Mereka hidup di bawah penghukuman. Bahkan walaupun mereka bisa menyanyi dan memuji dan secara pribadi adalah umat Allah, mereka tetap masih memiliki kreagu-raguan yang besar. Mereka masih banyak masalah. Mereka masih banyak pergumulan. Mereka melakukan hal yang baik sewaktu di gereja, tetapi pada saat ada di rumah, kita semua tahu apa masalah yang mereka hadapi.

Mereka hidup dalam perjanjian lama.

Beberapa orang beranggapan perjanjian lama itu adalah kitab Perjanjian Lama dan perjanjian baru itu kitab Perjanjian Baru. Ini salah. Perjanjian lama itu adalah hukum yang tertulis. Perjanjian baru adalah hati yang baru: 'Kamu akan Kuberikan hati yang baru, dan roh yang baru ada di dalam batinmu dan Aku akan menjauhkan dari tubuhmu hati yang keras dan Kuberikan kepadamu hati yang taat. RohKu akan kuberikan diam di dalam batinmu dan Aku akan membuat kamu hidup menurut segala ketetapanKu dan tetap berpegang pada peraturan-peraturanKu dan melakukannya.' (Yehezkiel 36:26-27)

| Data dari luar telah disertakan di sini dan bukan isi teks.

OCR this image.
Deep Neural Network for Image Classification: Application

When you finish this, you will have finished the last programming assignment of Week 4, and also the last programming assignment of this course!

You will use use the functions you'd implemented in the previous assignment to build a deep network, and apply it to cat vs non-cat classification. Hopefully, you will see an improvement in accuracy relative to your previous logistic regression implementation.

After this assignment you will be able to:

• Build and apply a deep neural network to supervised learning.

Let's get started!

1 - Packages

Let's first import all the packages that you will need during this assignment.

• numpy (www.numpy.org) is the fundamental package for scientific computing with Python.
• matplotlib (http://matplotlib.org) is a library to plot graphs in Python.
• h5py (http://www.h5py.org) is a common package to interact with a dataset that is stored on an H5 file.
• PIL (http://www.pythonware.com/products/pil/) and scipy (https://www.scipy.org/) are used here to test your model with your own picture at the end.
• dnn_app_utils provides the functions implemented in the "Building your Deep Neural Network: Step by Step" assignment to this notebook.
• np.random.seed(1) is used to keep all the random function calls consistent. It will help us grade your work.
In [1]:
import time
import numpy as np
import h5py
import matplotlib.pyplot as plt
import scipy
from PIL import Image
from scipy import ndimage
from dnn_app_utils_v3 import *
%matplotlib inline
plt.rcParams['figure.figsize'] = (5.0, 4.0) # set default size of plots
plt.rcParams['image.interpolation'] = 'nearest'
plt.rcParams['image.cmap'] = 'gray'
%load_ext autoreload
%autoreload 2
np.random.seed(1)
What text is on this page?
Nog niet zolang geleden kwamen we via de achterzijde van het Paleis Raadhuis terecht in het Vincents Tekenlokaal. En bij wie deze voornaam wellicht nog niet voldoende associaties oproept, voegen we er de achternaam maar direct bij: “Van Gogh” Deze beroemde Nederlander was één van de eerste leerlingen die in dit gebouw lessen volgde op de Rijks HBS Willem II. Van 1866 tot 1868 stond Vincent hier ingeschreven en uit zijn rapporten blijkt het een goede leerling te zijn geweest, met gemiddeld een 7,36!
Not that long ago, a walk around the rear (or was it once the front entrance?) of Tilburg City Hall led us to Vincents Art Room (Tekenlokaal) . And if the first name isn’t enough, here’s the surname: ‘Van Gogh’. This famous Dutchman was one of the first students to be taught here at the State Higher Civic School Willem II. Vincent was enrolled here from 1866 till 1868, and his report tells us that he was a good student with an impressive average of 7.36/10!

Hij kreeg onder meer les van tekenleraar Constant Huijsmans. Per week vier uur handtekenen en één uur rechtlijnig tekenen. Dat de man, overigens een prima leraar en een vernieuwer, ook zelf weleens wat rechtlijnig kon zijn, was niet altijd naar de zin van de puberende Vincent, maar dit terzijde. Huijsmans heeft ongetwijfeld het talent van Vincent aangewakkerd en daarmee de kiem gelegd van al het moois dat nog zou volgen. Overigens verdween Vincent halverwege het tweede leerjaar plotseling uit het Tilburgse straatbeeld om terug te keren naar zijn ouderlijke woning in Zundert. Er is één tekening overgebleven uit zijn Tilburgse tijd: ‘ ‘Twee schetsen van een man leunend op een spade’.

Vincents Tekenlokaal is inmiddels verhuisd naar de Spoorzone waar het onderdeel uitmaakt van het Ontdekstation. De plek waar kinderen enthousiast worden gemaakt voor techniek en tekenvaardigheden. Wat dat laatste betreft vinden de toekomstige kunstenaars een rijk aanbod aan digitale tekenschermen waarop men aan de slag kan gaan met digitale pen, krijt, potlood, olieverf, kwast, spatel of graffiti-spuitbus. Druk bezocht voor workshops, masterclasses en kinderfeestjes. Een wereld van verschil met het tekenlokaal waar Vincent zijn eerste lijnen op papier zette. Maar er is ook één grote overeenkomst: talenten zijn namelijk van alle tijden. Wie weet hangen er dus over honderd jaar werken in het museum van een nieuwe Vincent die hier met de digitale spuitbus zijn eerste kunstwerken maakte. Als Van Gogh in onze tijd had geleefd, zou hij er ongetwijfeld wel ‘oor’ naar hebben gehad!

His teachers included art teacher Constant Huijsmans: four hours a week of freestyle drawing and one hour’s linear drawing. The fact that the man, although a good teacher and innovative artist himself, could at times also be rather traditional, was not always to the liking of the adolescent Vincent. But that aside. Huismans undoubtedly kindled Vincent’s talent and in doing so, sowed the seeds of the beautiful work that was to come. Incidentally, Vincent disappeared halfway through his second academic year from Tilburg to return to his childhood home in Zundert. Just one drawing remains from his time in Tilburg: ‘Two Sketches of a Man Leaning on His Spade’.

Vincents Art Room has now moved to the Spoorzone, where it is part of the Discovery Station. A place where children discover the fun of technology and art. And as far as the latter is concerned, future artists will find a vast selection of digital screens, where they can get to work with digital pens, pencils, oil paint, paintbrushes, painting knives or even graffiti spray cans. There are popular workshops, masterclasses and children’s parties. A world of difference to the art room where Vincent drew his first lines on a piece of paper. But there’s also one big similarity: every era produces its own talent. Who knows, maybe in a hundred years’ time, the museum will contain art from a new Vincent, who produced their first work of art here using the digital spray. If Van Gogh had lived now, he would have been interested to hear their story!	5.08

Tuhan tidak mengatakan, 'Aku akan memberimu kode etik baru, daftar baru perintah-perintah yang harus dilakukan.' Tidak. Tuhan mengatakan Dia akan memberikan hati yang baru, ini bisa diumpamakan seperti seperangkat alat modern di mana kehendak Tuhan sudah tertanam di dalamnya.

Ini bukan sesuatu yang harus kita lakukan sendiri. Menghafalkan perintah Tuhan itu bukan berarti sudah memiliki di dalam hati. Di bawah perjanjian lama, manusia mempelajari perintah Tuhan  tetapi tetap tidak mampu untuk mentaatinya. Pada saat ini sebagian orang masih memakai hati yang lama, bahkan meskipun mereka sudah memiliki hati yang baru pun, yang mereka sudah peroleh pada saat lahir baru.

Tetapi dengan hati yang baru, dengan firman Allah yang sudah tertanam di dalamnya, manusia paling tidak bisa melakukan apa yang Tuhan inginkan. Tetapi mereka bisa melakukan hanya karena anugerah atau kasih karunia Allah saja. Ini bukan anugerah yang bersifat teoritis; tetapi sesuatu yang bersifat praktis. Ini merupakan hubungan yang dinamis dengan Allah sebagai apa adanya, yang menjadikan kita akan bisa berjalan dalam kehendakNya bersama Roh Kudus.

Kita harus mengerti bahwa perjanjian lama itu didasarkan atas hukum yang tertulis yang harus ditaati; perjanjian baru didasarkan atas pemberian Roh Kudus yang perlu diikuti. Jika kita bisa mengerti perbedaan ini, kita akan menjadi orang yang paling berbahagia di dunia ini, dan akan hidup dengan kehidupan baru kita.

Roh Kudus itu merupakan keseluruhan kehendak Allah, bukan hanya merupakan sebagian darinya, seperti perjanjian lama. Di bawah perjanjian lama, manusia diminta: jangan mencuri, jangan berzinah, jangan berbohong.